I then cut strips of kitchen towel and tore them into irregular rectangle shapes. I covered a piece of white card with PVA and began layering up the pieces. I kept going untill I had about 5 or 6 layers of towel. The towel is soft and bumpy but the glue and the backing card have made it quite stiff all over. It looks a little raised and padded.
Feeling happier and bit more freer in my approach I moved onto the pencil drawing of the lace.
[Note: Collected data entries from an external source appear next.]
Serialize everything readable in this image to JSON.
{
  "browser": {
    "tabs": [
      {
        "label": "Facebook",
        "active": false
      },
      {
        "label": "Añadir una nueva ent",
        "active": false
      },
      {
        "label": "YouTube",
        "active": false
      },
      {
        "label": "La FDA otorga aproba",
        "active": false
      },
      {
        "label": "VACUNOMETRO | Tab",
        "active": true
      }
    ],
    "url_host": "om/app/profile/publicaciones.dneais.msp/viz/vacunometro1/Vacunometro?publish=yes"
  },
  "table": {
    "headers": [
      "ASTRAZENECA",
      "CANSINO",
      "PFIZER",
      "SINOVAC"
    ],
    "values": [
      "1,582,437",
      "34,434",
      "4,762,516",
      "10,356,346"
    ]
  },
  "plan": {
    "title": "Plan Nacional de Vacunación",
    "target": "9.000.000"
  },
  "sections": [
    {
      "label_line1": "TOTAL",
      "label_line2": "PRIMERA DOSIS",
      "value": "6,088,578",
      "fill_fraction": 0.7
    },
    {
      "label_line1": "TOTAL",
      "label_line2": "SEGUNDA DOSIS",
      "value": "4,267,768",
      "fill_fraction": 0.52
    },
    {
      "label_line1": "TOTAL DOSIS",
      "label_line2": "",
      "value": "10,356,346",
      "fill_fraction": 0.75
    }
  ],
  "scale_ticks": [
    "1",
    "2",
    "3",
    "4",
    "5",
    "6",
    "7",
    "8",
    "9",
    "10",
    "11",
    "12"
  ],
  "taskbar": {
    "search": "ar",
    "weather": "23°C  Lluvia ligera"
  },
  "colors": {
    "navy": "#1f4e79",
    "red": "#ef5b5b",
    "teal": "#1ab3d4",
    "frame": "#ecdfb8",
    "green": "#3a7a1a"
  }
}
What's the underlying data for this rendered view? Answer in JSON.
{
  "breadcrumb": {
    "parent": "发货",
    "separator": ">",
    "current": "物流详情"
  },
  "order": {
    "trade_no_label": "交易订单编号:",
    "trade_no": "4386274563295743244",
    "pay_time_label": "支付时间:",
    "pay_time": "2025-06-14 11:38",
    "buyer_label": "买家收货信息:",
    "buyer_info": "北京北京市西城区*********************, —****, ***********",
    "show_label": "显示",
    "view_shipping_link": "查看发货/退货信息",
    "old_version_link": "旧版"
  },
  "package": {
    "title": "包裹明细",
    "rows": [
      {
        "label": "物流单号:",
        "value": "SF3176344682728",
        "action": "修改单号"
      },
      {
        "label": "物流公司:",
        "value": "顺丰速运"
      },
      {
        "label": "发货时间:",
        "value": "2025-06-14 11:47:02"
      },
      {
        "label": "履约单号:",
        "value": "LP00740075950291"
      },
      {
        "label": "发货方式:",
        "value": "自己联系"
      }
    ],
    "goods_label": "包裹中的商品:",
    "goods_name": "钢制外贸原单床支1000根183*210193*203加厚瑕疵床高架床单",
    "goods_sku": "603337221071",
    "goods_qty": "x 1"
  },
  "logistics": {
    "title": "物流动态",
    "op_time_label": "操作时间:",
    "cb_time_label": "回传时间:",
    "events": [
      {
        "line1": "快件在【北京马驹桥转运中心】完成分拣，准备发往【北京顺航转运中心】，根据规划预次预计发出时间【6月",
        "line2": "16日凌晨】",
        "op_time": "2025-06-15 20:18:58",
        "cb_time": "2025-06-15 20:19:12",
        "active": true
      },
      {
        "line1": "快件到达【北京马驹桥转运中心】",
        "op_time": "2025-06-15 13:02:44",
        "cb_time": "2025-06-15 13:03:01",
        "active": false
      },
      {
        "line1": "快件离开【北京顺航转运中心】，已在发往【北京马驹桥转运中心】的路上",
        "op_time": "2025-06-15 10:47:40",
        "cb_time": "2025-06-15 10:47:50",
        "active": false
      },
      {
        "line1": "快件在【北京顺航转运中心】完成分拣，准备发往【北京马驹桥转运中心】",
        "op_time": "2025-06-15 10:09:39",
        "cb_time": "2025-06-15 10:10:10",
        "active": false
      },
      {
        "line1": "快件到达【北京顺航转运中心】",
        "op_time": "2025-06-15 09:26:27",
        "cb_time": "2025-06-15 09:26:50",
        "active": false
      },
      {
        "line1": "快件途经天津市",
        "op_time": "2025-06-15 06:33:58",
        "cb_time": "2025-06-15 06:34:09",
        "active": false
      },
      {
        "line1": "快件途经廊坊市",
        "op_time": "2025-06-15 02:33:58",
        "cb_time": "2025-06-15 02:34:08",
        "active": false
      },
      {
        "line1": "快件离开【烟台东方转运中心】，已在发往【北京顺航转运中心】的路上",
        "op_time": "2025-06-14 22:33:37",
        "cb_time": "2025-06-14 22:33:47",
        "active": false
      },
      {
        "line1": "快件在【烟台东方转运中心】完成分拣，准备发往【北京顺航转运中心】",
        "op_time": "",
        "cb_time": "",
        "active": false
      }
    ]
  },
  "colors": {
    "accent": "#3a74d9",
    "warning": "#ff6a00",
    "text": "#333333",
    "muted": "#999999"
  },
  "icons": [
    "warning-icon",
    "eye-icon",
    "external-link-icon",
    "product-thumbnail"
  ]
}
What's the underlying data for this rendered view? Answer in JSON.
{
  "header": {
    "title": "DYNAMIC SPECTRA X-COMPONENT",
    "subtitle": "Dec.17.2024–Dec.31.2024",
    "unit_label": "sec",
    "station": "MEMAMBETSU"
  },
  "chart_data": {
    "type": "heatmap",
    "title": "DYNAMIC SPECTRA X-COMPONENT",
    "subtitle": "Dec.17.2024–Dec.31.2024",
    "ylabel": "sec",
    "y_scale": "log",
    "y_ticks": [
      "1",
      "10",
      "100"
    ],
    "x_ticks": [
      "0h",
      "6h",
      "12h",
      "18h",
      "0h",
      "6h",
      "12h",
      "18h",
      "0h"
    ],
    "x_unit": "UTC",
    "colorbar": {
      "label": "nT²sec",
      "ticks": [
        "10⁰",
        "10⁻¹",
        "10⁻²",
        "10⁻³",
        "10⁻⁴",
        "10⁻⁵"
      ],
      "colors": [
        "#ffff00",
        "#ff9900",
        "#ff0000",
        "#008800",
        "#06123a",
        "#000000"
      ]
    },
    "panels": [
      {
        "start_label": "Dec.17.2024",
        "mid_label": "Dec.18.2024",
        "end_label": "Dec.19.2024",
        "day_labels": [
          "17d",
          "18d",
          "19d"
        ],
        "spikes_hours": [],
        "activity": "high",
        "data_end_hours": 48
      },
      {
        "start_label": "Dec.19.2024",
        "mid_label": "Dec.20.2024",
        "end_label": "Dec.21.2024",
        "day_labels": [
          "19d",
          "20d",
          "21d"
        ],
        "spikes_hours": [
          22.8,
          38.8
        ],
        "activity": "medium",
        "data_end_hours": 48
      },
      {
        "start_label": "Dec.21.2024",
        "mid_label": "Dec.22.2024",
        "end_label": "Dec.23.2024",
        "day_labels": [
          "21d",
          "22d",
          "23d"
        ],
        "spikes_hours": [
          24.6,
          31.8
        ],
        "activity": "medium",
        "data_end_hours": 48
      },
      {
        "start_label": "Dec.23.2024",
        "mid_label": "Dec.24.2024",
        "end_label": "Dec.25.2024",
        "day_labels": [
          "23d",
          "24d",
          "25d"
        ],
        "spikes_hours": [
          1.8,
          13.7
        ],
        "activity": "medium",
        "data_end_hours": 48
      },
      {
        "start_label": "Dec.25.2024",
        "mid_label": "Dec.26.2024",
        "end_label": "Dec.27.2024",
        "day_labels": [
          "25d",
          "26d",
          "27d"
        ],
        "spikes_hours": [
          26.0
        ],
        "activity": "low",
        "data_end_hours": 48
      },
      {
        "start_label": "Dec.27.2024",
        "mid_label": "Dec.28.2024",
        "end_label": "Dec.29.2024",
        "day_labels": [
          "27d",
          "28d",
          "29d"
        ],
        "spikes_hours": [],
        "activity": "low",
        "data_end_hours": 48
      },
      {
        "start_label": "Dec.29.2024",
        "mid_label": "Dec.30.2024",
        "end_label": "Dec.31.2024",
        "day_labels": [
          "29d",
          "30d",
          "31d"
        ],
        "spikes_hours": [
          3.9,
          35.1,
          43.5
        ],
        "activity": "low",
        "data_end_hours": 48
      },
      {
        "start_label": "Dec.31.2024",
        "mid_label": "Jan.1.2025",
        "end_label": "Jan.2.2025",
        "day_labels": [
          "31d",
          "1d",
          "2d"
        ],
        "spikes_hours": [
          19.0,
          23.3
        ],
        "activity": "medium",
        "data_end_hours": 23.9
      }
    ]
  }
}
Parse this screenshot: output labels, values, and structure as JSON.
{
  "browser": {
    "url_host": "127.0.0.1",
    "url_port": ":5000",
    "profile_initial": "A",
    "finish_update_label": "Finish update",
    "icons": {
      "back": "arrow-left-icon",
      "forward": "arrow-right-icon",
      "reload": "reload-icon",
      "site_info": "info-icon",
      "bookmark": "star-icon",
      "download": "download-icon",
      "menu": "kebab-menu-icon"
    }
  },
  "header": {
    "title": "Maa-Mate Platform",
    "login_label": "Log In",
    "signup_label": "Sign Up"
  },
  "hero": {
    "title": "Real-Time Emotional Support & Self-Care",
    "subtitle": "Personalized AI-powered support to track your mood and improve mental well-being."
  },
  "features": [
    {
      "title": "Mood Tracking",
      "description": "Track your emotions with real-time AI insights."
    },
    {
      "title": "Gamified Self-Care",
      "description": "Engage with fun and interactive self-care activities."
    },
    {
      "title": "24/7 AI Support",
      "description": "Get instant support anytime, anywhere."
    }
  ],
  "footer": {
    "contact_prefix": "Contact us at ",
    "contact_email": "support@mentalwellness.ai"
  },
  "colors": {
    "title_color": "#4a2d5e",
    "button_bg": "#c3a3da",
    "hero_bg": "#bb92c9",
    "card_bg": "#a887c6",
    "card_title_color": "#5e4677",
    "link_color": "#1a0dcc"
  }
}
For the first piece (top and bottom right photo) I folded pleats into a piece of white deli paper and then I covered those pleats with black tissue paper, above and below the pleats so you could still lift the pleat up. Looking again at the drawing I was reminded of the handmade paper that has the flowers and petals trapped in it so off I went to the craft store. They only had a silky type of handmade paper with bits of bark in it but I liked the look of it. I crumpled it up several times, making it really soft to the touch. I then cut thin strips of black tissue and glued them over the top. I was still liking the idea of petals or flowers trapped in paper but as its January and I have no petals available I looked at the picture again, tring to see it as just marks rather than the flower pattern I had drawn. This helped with making the next piece. I folded a strip of black tissue paper into pleats and then cut very fine strips off of it. I scattered these over a piece of crumpled white tissue and then I sprayed another piece of crumpled tissue with some glue and placed it over the top trapping the black inbetween. This looks like squiggly drawn lines. I am pleased with this sample, simple but effective.
For the collage picture with the moth damage I first stuck crumpled and creased tissue paper to white card. I wasnt too happy with this as I felt it just looked like the collage. I then found some blue copy paper which I crumpled up repeatedly untill i had a nice texture. I then used blue crepe paper for the centre as it has a sort of lined ridge texture to it. I then used cut out pieces of the handmade bark paper and stuck them on. I am happier with this piece as it has more texture and potenial for the next stage.
I thought I would have another go at the chard leaf sample as I liked the fact that the previous sample had colour. I used green and red copy paper (the colour of the original leaf) and I crumpled them both up and then layered them on top of each other. I cut away sections of the green to reveal the red underneath in lines and I also made a few holes through both layers. Not really happy with this piece as it looks like a piece of rubbish ready for the bin! I also tried the frayed hole again using a piece of the scored brown parcel paper and a piece of silky handmade paper. I made a hole in the handmade paper and roughed up the edges with a nail file. I then pleated it and folded it into squares before opening it out and gluing the scored paper behind the hole. This piece is quite simple but I like it.
So, I am ready to move onto the next stage. I have enjoyed exploring different methods of manipulating paper to create surfaces. I have learnt some new skills on how to look at the original piece of work and see how it can progress into the next stage. Some ideas in my head didn’t translate well onto paper and others like the heated tyvek paper came out really well. This is what it’s all about, experimenting, finding out what works and constantly re-evaluating what you are doing by going back to the original piece and seeing how you can move it forward.